My husband always called Maryann the "b" word when she tried to get Gilligan to eat the pie she baked (I know this will shock some people!).

I really liked Ginger's outfit in the exercize scene but I didn't like her in the sandals.

It's hard to believe that Gilligan would weigh only 125 pounds. Yes, he's thin but not THAT emaciated--is he? Also, he's kind of tall, right?

Ginger sounds a bit too bimbo for her character in the assisting the Professor scene, especially since the Professor is interested in her in this scene.

Poor Maryann! She works at sewing the Skipper's pants and her work is wasted yet again!

Aren't those kind of ridiculous diets--no eating at all and eating like a pig till bursting? I guess it's just to make the point comically.

Do you think that this rescue foul up was really Gilligan's fault? The Professor plops the bowl down on the table with all Gilligan's other food and Gilligan is rightfully out of it due to his physical suffering from gorging himself. He should have warned him. How could Gillligan know what it was?

callensensei
03-02-2009, 06:29 PM
Heh - this is one of the funniest episodes ever. Love the sly digs Gilligan keeps taking at the Skipper. "This isn't enough food for a grown man!" "It's enough food for an overgrown man!" LOL!

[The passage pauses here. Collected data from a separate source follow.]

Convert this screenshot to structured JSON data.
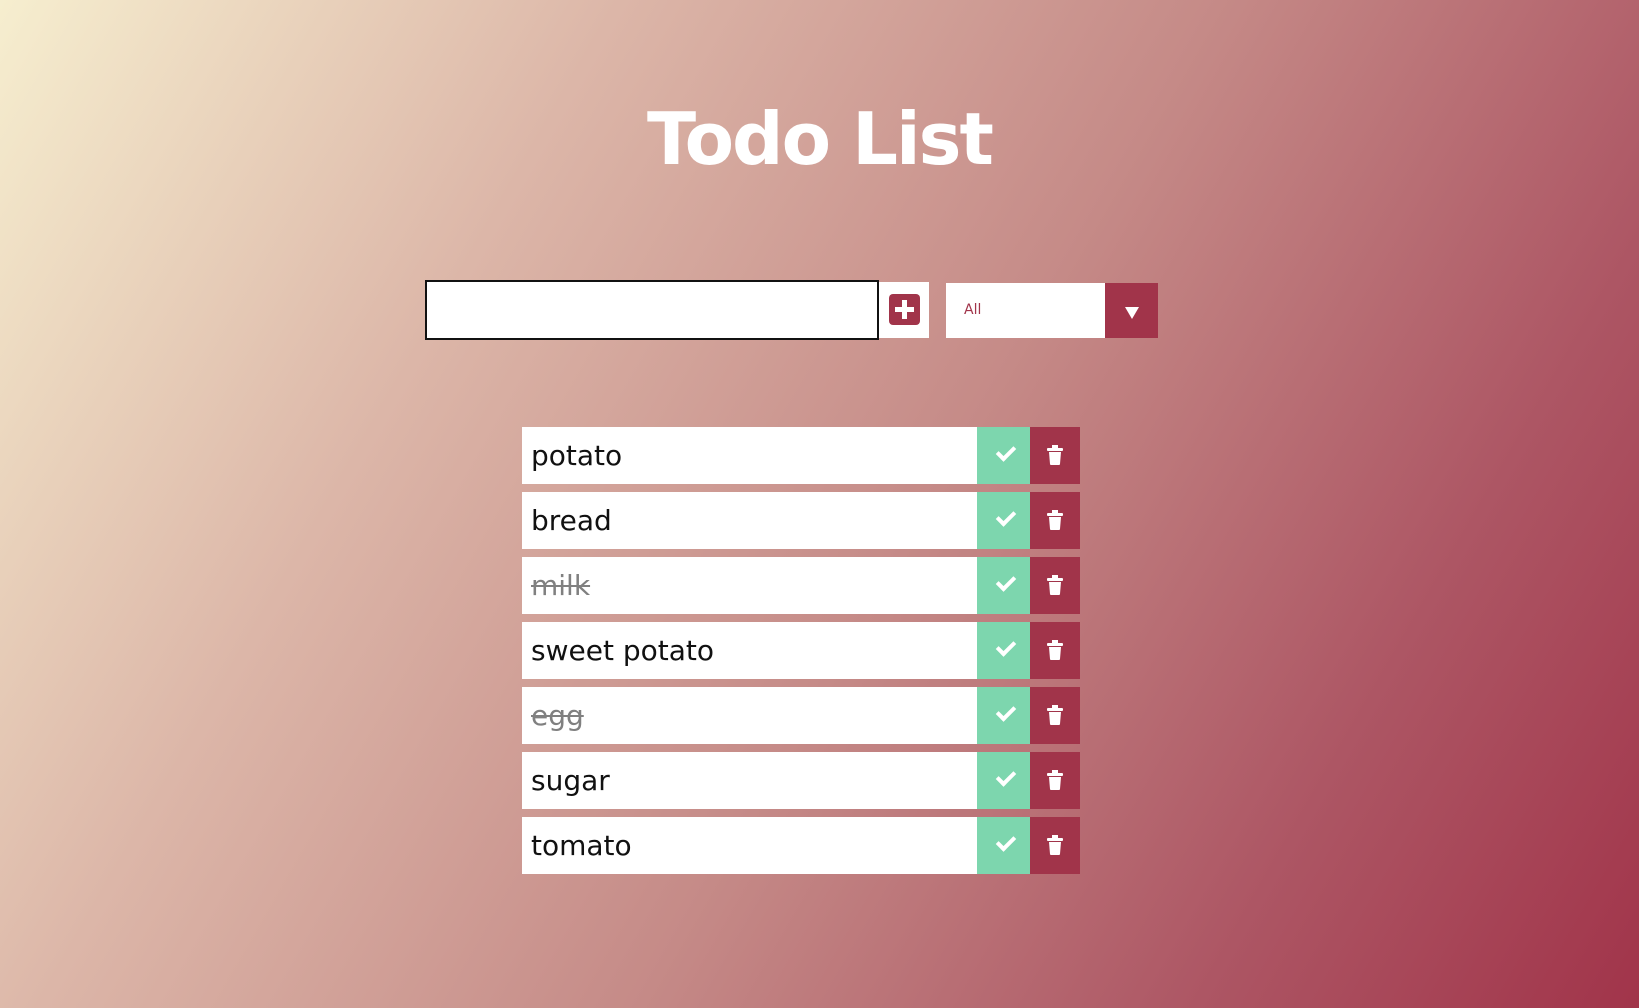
{
  "app": {
    "title": "Todo List"
  },
  "form": {
    "input_value": "",
    "input_placeholder": "",
    "add_icon": "plus-square-icon",
    "filter": {
      "selected": "All"
    }
  },
  "todos": [
    {
      "text": "potato",
      "completed": false
    },
    {
      "text": "bread",
      "completed": false
    },
    {
      "text": "milk",
      "completed": true
    },
    {
      "text": "sweet potato",
      "completed": false
    },
    {
      "text": "egg",
      "completed": true
    },
    {
      "text": "sugar",
      "completed": false
    },
    {
      "text": "tomato",
      "completed": false
    }
  ],
  "icons": {
    "complete": "check-icon",
    "delete": "trash-icon"
  },
  "colors": {
    "accent": "#a1344a",
    "complete": "#7dd6ae",
    "gradient_start": "#f6eecf",
    "gradient_end": "#a1344a"
  }
}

Gilligan's "diet" seems to make more sense than the Skipper's, though I could see both men easily getting sick from them. As you say, it's probably for comic effect. And as you say, it seems pretty unlikely that Gilligan, who is five foot eight (well, Bob Denver is) and twenty years old would only weigh 125 pounds. That sounds more like Mary Ann. Really, their island low-carb, high protein diet should be making everybody fitter.

Love the cute little tug-of-war when Mary Ann and Ginger decide who's going to feed Gilligan next. Ginger seems like she's teasing Mary Ann. "Oh, no you don't. It's my turn."

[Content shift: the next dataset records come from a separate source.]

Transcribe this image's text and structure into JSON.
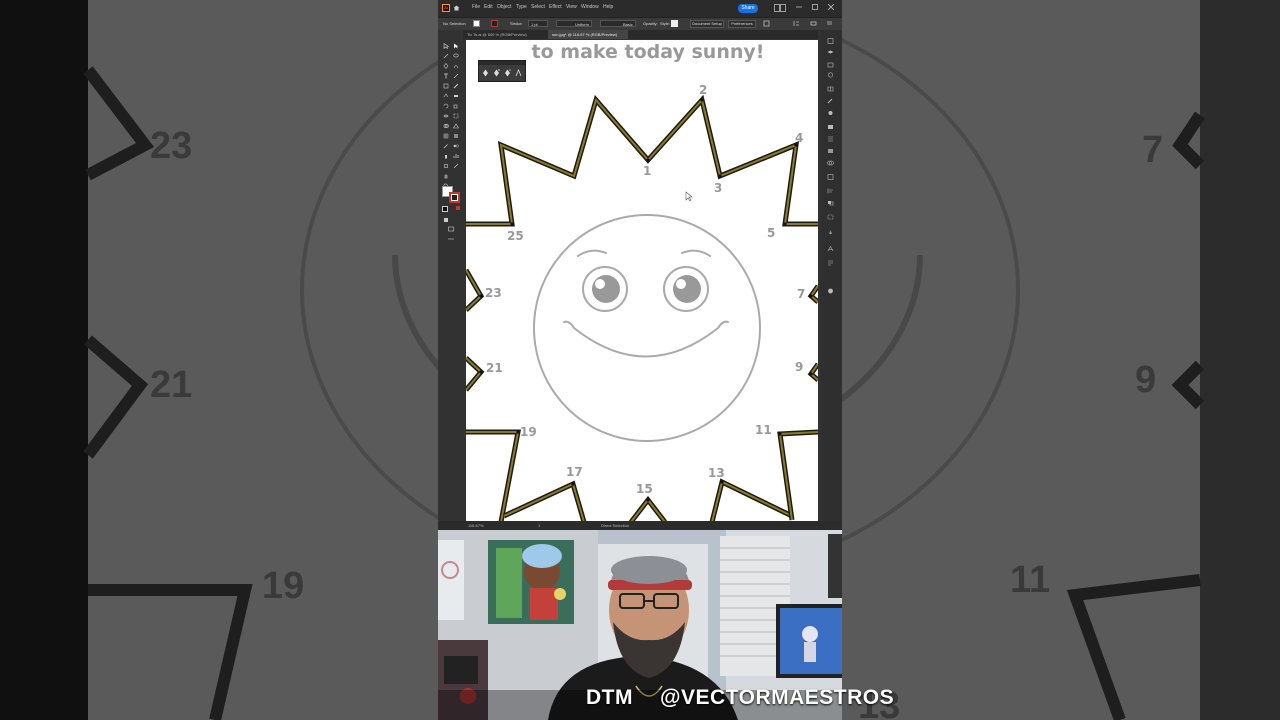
{
  "background": {
    "numbers": [
      "23",
      "21",
      "19",
      "13",
      "7",
      "9",
      "11"
    ]
  },
  "menu": {
    "items": [
      "File",
      "Edit",
      "Object",
      "Type",
      "Select",
      "Effect",
      "View",
      "Window",
      "Help"
    ],
    "share_label": "Share"
  },
  "control_bar": {
    "selection": "No Selection",
    "stroke_label": "Stroke:",
    "stroke_value": "1 pt",
    "uniform_label": "Uniform",
    "basic_label": "Basic",
    "opacity_label": "Opacity:",
    "style_label": "Style:",
    "document_setup": "Document Setup",
    "preferences": "Preferences"
  },
  "tabs": [
    {
      "label": "Tic Ts.ai @ 800 % (RGB/Preview)",
      "active": false
    },
    {
      "label": "sun.jpg* @ 116.67 % (RGB/Preview)",
      "active": true
    }
  ],
  "artboard": {
    "headline": "to make today sunny!",
    "points": [
      {
        "label": "1"
      },
      {
        "label": "2"
      },
      {
        "label": "3"
      },
      {
        "label": "4"
      },
      {
        "label": "5"
      },
      {
        "label": "7"
      },
      {
        "label": "9"
      },
      {
        "label": "11"
      },
      {
        "label": "13"
      },
      {
        "label": "15"
      },
      {
        "label": "17"
      },
      {
        "label": "19"
      },
      {
        "label": "21"
      },
      {
        "label": "23"
      },
      {
        "label": "25"
      }
    ]
  },
  "status": {
    "zoom": "116.67%",
    "tool": "Direct Selection",
    "artboard_num": "1"
  },
  "caption": {
    "left": "DTM",
    "right": "@VECTORMAESTROS"
  },
  "colors": {
    "accent": "#1473e6",
    "stroke_gold": "#8a7a2a",
    "stroke_dark": "#1e1a14"
  }
}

This must be the one time Gilligan hits the Skipper in the face with a pie and the Skipper is pleased! They have all kinds of great interaction in this episode, but I think my favourite is when the sleeping Gilligan's hand flops down on the Skipper's face. Just like a child! And the Skipper picks it up ever so gently and hooks it back onto the upper hammock...

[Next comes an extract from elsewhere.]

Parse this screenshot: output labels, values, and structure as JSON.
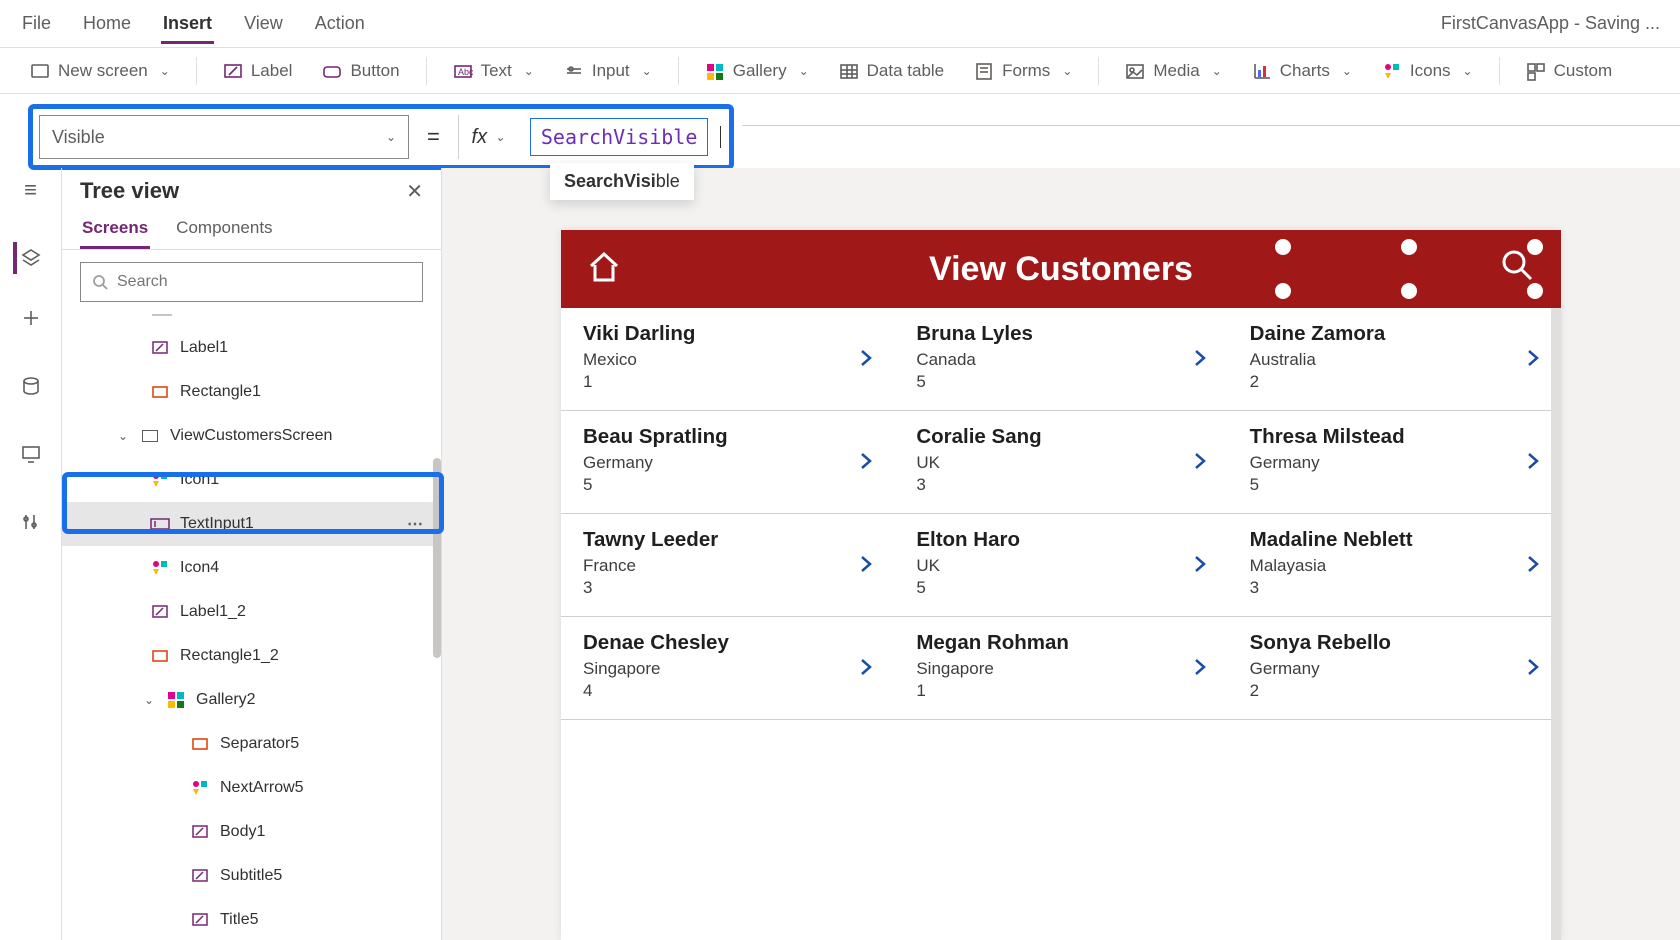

The ending fiasco is indeed the Professor's fault (as is the "island is sinking" scare later on), but no one ever even thinks to blame the Professor, much less accuse him. He's just got too much authority. Yes, he puts an unidentified bowl of potentially poisonous liquid on a table filled with bowls of food, says to Gilligan, "keep eating," and walks away. As Sir Arthur Conan Doyle said, "Oh, there are times when one cries with acidity, what are the limits of human stupidity?"